On Thu, Jul 18 2019 at 10:55 -0600, Ulf Hansson wrote:
On Thu, 18 Jul 2019 at 15:31, Lorenzo Pieralisi
<lorenzo.pieralisi@xxxxxxx> wrote:
On Thu, Jul 18, 2019 at 12:35:07PM +0200, Ulf Hansson wrote:
> On Tue, 16 Jul 2019 at 17:53, Lorenzo Pieralisi
> <lorenzo.pieralisi@xxxxxxx> wrote:
> >
> > On Mon, May 13, 2019 at 09:22:56PM +0200, Ulf Hansson wrote:
> > > When the hierarchical CPU topology layout is used in DT, let's allow the
> > > CPU to be power managed through its PM domain, via deploying runtime PM
> > > support.
> > >
> > > To know for which idle states runtime PM reference counting is needed,
> > > let's store the index of deepest idle state for the CPU, in a per CPU
> > > variable. This allows psci_cpu_suspend_enter() to compare this index with
> > > the requested idle state index and then act accordingly.
> >
> > I do not see why a system with two CPU CPUidle states, say CPU retention
> > and CPU shutdown, should not be calling runtime PM on CPU retention
> > entry.
>
> If the CPU idle governor did select the CPU retention for the CPU, it
> was probably because the target residency for the CPU shutdown state
> could not be met.
The kernel does not know what those cpu states represent, so, this is an
assumption you are making and it must be made clear that this code works
as long as your assumption is valid.
If eg a "cluster" retention state has lower target_residency than
the deepest CPU idle state this assumption is wrong.
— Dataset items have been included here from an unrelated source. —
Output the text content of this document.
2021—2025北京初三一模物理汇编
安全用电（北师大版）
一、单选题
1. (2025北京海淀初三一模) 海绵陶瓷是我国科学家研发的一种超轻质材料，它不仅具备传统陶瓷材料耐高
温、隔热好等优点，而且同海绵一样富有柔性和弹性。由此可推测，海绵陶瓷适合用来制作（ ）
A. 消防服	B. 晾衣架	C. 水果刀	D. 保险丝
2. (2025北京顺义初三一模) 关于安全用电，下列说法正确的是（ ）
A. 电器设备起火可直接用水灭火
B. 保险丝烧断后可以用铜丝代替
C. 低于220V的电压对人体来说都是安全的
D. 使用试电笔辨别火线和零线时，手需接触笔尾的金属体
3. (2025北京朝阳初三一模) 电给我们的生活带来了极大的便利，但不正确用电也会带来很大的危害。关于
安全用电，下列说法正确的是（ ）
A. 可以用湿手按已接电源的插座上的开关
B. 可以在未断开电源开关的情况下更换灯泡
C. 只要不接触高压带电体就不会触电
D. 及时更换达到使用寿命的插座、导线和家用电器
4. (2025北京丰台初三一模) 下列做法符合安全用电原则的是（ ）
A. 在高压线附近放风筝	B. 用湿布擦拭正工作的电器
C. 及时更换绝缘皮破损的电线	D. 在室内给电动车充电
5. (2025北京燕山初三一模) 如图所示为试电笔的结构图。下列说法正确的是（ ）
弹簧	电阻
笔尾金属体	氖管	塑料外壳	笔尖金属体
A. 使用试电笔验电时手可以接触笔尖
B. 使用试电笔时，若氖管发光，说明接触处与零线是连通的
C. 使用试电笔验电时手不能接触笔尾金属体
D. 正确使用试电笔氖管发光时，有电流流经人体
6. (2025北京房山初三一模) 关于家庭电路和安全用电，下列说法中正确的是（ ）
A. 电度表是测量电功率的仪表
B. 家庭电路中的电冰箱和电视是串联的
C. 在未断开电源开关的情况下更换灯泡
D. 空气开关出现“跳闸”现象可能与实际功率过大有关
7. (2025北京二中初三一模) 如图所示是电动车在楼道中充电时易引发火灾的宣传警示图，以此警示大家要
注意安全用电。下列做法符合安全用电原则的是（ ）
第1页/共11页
Good point, you are right. I try to find a place to document this assumption.
And CPUidle and genPD governor decisions are not synced anyway so,
again, this is an assumption, not a certainty.
> In this case, there is no point in allowing any other deeper idle
> states for cluster/package/system, since those have even greater
> residencies, hence calling runtime PM doesn't make sense.
On the systems you are testing on.
So what you are saying typically means, that if all CPUs in the same
cluster have entered the CPU retention state, on some system the
cluster may also put into a cluster retention state (assuming the
target residency is met)?
Do you know of any systems that has these characteristics?
Many QCOM SoCs can do that. But with the hardware improving, the
power-performance benefits skew the results in favor of powering off
the cluster than keeping the CPU and cluster in retention.
Kevin H and I thought of this problem earlier on. But that is a second
level problem to solve and definitely to be thought of after we have the
support for the deepest states in the kernel. We left that out for a
later date. The idea would have been to setup the allowable state(s) in
the DT for CPU and cluster state definitions and have the genpd take
that into consideration when deciding the idle state for the domain.